Eine ganz kleine Werkstatt mit Blick auf die Stadt. Eine Schneiderin und ein Schneider sind bei der Arbeit. Es riecht nach Dampf und Wolle. Albert Loddenkemper stellt die Mitarbeiter vor, beide arbeiten seit Jahrzehnten für ihn. Die Schneiderin bereitet gerade die Knopflöcher an dem Ärmel eines Anzugs vor, der Schneider näht eine Hose. Am Ende des schmalen Raums steht eine Büste, darauf die erste Anprobe eines Mantels. Albert Loddenkemper zeigt die Revers: „Alles von Hand pikiert.

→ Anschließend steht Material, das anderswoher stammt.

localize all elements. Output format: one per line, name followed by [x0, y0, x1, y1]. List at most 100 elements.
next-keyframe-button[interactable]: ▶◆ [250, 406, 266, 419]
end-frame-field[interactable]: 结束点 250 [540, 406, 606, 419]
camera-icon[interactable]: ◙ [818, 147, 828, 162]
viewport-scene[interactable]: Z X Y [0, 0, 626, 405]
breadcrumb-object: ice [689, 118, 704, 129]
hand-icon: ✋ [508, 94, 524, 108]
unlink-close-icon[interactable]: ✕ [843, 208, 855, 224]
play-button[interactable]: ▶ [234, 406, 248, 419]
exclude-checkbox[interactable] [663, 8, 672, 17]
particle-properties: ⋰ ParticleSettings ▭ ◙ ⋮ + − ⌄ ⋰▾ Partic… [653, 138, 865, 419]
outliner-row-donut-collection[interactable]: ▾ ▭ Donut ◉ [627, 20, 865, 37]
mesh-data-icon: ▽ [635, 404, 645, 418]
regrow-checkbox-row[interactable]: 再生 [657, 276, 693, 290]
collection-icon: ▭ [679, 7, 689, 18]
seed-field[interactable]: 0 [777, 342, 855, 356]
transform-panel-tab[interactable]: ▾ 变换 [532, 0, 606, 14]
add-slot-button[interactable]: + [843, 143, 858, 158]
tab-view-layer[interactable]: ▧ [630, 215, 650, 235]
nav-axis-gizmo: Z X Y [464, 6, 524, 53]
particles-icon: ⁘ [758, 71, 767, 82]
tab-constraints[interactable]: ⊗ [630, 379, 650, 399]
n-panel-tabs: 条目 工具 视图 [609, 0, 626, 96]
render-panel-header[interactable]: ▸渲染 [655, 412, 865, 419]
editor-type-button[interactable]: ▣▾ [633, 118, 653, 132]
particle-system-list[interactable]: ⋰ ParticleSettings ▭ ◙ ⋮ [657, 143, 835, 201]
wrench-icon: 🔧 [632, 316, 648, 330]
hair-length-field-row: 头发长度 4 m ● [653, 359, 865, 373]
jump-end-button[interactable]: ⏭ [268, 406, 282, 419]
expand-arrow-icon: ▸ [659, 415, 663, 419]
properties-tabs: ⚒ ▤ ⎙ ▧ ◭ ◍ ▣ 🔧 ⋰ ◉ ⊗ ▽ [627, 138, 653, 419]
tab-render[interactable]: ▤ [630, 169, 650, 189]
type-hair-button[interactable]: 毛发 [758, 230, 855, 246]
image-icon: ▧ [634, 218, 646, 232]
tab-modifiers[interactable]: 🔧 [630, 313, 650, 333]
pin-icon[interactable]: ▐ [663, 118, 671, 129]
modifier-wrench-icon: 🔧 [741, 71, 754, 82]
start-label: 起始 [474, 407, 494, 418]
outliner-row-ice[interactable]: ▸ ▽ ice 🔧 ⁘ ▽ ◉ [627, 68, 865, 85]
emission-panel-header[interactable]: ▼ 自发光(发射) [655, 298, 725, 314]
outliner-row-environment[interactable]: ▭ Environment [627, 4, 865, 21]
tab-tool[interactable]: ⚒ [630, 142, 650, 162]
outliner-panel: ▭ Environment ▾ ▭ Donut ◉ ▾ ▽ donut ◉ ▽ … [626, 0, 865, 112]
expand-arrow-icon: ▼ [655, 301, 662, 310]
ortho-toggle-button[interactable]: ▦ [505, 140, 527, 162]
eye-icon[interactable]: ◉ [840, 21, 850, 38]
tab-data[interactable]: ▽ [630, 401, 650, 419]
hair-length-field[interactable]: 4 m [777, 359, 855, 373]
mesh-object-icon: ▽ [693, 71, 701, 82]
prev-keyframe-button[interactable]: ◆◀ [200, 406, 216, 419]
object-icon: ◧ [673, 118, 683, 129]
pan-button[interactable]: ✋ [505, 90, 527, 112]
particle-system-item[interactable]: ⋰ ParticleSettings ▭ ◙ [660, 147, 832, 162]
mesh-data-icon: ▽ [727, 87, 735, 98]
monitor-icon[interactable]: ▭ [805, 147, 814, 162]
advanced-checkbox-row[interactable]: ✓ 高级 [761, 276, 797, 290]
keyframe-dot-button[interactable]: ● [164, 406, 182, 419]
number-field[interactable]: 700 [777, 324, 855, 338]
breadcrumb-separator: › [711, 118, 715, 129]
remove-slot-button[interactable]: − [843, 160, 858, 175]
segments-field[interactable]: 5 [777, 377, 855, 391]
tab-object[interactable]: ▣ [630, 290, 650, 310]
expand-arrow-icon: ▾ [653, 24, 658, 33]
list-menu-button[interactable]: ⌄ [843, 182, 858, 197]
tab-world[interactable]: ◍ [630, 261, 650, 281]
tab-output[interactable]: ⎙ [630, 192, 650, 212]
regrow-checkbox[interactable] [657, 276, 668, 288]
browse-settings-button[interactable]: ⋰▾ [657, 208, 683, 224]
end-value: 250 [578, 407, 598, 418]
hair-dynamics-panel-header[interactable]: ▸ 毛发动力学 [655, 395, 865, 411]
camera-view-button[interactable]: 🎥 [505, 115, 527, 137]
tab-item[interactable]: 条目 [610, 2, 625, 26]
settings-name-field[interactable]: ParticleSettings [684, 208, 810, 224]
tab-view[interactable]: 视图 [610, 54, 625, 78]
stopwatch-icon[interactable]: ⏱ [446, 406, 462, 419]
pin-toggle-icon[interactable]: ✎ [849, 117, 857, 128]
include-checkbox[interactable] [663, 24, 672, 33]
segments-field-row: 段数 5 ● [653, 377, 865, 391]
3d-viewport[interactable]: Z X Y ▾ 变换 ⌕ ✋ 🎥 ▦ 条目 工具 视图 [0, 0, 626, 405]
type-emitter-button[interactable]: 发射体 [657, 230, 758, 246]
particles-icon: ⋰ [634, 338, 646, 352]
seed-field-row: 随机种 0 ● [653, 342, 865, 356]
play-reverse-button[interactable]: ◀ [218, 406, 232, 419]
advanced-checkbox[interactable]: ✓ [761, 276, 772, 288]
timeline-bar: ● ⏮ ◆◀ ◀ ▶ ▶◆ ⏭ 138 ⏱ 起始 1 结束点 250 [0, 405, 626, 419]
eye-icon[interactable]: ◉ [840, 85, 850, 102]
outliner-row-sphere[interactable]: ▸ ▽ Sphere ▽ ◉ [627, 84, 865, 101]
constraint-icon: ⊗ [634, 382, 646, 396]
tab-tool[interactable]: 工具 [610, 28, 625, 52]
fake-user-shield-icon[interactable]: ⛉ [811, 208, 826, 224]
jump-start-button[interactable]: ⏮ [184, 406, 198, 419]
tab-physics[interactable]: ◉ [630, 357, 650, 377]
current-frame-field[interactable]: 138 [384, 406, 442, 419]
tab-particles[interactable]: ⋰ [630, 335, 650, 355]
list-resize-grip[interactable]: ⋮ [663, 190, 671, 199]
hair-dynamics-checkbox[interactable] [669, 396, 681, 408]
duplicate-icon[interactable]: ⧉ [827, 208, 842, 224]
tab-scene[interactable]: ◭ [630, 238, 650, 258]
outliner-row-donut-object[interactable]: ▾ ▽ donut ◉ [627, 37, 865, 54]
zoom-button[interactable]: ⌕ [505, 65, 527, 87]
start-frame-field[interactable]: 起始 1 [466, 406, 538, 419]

Der Stoff ist 100 Prozent Kaschmir aus Schottland.“ Ein weiterer Mantel für den Kunden, für den Albert Loddenkemper seit 1980 viele Unikate genäht hat. Fast nebenbei erzählt Albert Loddenkemper, dass er Mitte der 1960er in London gearbeitet hat. Bei Anthony Sinclair, dem Schneider der frühen Bond-Filme. „Ich habe Teile von Sean Connerys Garderobe genäht. Und ich weiß, wie die echte Savile-Row-Schulter verarbeitet wird.“ Das Geheimnis wird er nur mit einem Nachfolger teilen. Oder mit einem Kunden, dem er so einen Anzug macht.